According to a July 29 story in the Ottawa Citizen, the Royal Canadian Air Force also sent pilot students to the U.S. as a result of changes to the level of training services provided, which stemmed from a program Bombardier brought in to cut its costs in 2011.
Bombardier provides support services to the NFTC program, which is overseen by the Department of National Defence.
After the investigation into the CT-155 Hawk crash wrapped up, the NFTC program was cranked back up.
And according to Lt. Col. Murray, the Hawks are now “absolutely up to standard.” There are 16 of them in the NFTC program’s fleet six of them are at 15 Wing, six of them are at 4 Wing and the other four are rotated through should minor issues arise.
Lt.
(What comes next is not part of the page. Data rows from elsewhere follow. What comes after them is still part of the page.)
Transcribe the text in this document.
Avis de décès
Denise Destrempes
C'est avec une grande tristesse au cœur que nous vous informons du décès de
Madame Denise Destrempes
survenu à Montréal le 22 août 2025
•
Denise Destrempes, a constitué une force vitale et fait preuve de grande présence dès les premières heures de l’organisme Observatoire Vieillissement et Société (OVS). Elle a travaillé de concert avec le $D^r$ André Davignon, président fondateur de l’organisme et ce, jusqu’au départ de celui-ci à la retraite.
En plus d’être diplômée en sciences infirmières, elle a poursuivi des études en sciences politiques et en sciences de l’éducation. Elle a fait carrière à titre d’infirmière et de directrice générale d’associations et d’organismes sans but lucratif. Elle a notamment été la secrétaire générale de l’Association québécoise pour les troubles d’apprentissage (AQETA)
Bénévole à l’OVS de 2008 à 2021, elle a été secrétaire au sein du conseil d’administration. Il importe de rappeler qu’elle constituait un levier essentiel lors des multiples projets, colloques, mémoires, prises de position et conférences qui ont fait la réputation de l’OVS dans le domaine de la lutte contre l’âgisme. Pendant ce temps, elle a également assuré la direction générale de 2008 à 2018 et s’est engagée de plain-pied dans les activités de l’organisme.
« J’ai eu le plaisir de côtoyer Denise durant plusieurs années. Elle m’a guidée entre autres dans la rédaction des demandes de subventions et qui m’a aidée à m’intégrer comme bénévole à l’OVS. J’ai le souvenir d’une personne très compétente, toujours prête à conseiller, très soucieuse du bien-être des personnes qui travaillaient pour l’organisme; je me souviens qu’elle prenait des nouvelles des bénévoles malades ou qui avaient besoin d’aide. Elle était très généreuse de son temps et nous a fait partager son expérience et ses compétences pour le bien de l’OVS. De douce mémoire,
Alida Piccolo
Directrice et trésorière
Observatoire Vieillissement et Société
Col. Murray noted that the lifespan of an aircraft can be prolonged via upgrade programs. The Hawks are one of those aircrafts involved in an upgrade program something he said is common.
“We don’t anticipate at this time any reduction in aircraft availability numbers that are going to impact our program,” said Lt. Col. Murray.
He also added that he doesn’t know of any plans to move the NFTC program away from 15 Wing, but re-iterated that the flexibility with U.S. allies is very effective when support and safety is needed.
“We have duty to provide a service to the Government of Canada and our citizens and we do through these relationships with our allies and I think it makes us better and stronger overall,” said Lt. Col. Murray.